How JWT Authentication Works

The typical JWT authentication flow works like this: a user sends their credentials (username and password) to the server. The server verifies the credentials, creates a JWT containing the user information and permissions, signs it with a secret key, and sends it back to the client. The client then includes this token in the Authorization header of every subsequent request.

When the server receives a request with a JWT, it verifies the signature to ensure the token is legitimate and has not been tampered with. It then checks the claims (like expiration time) and extracts the user information to process the request. No database lookup is needed to retrieve session data — everything is in the token itself.
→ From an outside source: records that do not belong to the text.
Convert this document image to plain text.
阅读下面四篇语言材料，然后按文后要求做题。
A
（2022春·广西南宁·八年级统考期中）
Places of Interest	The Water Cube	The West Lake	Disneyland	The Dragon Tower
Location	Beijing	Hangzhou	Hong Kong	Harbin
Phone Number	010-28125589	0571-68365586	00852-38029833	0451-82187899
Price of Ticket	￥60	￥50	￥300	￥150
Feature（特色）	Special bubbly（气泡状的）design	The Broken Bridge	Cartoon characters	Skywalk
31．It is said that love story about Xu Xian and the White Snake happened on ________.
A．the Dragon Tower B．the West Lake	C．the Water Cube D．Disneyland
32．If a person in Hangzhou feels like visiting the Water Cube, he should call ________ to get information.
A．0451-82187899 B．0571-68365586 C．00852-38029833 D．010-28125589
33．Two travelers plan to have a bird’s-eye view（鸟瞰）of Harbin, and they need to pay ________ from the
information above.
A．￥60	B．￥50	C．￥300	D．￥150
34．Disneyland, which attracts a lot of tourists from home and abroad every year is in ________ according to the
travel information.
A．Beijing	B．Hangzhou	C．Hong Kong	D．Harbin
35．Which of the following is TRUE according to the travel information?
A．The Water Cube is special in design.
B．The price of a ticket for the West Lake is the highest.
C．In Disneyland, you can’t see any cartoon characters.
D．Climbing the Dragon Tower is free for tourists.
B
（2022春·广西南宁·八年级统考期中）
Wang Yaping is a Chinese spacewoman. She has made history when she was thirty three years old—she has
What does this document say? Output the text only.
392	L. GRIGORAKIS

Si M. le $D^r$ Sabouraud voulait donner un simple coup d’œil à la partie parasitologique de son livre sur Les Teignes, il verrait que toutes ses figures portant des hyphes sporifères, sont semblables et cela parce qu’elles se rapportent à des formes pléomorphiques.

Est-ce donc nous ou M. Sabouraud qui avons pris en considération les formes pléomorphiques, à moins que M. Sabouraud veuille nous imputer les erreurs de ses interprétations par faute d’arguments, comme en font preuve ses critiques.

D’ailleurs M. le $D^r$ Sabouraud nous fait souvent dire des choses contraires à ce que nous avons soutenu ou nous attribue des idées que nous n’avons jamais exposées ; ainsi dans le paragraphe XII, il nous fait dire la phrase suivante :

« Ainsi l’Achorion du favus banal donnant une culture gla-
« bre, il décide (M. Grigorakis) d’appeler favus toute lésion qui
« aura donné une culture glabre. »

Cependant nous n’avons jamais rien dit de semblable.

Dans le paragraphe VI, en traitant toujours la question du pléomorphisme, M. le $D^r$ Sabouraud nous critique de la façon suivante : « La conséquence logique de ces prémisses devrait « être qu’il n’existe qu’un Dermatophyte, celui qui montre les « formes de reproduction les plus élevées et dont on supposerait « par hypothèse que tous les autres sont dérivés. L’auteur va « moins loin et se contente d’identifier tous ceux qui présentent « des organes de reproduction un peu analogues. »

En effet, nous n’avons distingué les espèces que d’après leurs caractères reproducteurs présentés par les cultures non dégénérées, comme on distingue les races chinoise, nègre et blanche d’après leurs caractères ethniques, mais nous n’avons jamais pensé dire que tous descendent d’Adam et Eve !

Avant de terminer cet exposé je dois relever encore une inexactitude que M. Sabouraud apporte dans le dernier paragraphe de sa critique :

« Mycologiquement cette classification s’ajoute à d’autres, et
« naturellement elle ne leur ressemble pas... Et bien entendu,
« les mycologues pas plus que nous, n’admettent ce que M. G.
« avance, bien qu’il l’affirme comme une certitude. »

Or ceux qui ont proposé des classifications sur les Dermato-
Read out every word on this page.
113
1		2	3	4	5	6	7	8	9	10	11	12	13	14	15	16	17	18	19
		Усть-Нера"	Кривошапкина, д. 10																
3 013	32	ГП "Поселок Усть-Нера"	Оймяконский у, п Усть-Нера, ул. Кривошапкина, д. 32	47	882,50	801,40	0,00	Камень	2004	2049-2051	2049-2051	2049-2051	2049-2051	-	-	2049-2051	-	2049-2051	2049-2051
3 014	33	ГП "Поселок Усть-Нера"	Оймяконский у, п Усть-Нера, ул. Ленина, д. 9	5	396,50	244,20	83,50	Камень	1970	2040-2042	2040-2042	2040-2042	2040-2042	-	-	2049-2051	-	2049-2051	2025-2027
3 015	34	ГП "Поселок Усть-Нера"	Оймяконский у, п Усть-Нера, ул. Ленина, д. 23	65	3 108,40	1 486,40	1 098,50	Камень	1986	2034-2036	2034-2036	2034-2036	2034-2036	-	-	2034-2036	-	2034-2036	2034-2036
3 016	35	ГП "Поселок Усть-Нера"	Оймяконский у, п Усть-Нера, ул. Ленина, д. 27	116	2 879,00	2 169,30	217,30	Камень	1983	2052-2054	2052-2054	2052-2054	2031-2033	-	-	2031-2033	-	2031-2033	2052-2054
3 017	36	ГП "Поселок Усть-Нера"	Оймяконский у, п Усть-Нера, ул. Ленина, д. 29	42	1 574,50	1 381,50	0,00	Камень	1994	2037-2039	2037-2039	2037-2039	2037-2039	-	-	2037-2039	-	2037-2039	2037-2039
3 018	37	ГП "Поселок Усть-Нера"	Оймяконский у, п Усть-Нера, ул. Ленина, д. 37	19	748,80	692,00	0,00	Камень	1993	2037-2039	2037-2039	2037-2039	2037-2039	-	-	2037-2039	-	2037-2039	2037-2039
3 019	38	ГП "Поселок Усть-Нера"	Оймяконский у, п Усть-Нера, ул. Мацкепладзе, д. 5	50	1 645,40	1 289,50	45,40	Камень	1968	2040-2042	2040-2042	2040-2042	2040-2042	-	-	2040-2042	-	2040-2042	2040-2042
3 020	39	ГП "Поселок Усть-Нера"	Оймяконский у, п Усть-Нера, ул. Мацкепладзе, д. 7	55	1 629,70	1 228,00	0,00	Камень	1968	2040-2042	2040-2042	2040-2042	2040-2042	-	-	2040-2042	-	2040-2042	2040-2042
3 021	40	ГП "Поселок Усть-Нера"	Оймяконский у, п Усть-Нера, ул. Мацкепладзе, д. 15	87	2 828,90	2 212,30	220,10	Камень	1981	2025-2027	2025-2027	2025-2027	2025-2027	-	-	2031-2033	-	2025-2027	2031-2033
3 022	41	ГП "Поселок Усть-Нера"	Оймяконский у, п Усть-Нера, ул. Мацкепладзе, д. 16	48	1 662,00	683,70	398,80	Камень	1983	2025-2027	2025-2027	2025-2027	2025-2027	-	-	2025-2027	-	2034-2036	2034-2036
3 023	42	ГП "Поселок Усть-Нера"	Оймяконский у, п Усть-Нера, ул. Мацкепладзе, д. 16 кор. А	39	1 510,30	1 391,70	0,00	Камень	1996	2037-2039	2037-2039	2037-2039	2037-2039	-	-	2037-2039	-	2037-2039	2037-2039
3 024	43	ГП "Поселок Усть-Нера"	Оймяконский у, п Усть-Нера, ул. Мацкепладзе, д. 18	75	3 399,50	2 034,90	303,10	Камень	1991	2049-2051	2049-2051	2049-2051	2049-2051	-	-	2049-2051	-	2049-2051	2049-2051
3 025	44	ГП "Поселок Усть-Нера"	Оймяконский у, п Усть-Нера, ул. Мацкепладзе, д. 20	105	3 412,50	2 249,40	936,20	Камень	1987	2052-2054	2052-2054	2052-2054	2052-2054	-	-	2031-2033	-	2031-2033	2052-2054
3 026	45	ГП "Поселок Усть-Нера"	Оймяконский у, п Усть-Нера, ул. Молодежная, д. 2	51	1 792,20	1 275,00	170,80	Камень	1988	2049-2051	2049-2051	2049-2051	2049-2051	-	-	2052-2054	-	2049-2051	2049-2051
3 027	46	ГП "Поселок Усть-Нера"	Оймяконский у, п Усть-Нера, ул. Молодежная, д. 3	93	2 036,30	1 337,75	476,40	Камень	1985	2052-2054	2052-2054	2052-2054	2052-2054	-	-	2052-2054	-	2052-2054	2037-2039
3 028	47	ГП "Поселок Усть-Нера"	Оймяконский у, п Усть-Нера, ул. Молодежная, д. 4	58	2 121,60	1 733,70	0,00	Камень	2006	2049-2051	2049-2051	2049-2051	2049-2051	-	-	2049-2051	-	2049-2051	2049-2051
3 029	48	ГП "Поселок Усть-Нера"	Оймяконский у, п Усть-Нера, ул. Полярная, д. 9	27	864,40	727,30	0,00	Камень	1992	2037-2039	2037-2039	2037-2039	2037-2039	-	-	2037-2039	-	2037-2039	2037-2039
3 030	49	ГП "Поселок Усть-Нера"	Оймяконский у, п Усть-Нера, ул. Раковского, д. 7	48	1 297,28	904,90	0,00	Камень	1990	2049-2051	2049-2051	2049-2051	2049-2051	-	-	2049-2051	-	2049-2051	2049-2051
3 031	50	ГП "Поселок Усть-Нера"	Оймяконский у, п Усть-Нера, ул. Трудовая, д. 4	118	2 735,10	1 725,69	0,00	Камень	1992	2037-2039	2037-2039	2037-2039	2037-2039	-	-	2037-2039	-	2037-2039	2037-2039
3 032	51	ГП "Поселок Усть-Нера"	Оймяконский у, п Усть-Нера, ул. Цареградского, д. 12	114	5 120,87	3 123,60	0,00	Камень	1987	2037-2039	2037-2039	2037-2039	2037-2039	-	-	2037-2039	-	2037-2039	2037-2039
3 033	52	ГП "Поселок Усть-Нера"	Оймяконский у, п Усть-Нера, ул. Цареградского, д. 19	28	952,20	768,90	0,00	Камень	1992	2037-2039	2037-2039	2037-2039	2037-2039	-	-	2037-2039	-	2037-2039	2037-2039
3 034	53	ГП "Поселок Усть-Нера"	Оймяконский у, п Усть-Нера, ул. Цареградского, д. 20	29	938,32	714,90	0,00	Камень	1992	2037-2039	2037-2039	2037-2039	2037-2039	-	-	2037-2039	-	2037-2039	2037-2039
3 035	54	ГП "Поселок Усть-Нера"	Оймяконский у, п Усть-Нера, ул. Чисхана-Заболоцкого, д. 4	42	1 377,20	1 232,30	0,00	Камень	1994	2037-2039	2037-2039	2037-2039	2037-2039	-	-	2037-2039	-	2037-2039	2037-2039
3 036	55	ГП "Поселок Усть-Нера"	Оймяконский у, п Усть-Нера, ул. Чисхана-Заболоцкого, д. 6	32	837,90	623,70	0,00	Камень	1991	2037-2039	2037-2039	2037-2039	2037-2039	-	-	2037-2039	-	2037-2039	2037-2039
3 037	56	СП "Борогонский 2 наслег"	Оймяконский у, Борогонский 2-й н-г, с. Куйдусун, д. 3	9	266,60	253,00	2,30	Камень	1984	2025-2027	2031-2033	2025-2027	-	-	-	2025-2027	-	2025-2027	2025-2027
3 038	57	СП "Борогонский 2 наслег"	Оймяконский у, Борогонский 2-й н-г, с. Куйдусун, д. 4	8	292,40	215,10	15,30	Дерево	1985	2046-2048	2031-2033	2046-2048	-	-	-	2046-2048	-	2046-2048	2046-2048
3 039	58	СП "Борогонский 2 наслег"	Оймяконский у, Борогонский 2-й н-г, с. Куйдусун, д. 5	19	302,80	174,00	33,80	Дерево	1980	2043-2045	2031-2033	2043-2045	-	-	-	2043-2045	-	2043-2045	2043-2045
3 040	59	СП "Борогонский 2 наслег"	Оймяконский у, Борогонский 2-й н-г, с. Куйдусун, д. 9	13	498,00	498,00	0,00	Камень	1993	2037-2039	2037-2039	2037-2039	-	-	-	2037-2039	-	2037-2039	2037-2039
Common JWT Claims Explained

Understanding the standard claims helps you design better token payloads. The "exp" claim sets when the token expires — after this time, the token should be rejected. The "iat" claim records when the token was issued. The "nbf" (not before) claim specifies the earliest time the token should be accepted. The "iss" claim identifies who issued the token, and "aud" specifies who it is intended for.

JWT Security Best Practices

JWTs are powerful but can be misused. Never store sensitive information like passwords in the payload — remember, the payload is encoded, not encrypted. Anyone with the token can decode and read it. Always set reasonable expiration times. Use HTTPS to prevent token interception. Store tokens securely on the client side, preferring httpOnly cookies over localStorage to prevent XSS attacks.

Choose strong signing algorithms. HS256 works well for simple applications where the same server issues and verifies tokens. RS256 is better for distributed systems where different services need to verify tokens without sharing a secret key.

Debugging JWTs

When working with JWT authentication, you will frequently need to inspect tokens to debug issues. Common problems include expired tokens, incorrect audience claims, missing required fields, and algorithm mismatches. A good JWT decoder lets you quickly see the header, payload, and expiration status without needing to write any code.

JWT vs. Session Tokens

The choice between JWTs and traditional session tokens depends on your architecture. Sessions are simpler and easier to invalidate (just delete the session from the server), but require server-side storage. JWTs are stateless and scale better across multiple servers, but cannot be easily revoked once issued (you need a token blacklist or short expiration times with refresh tokens).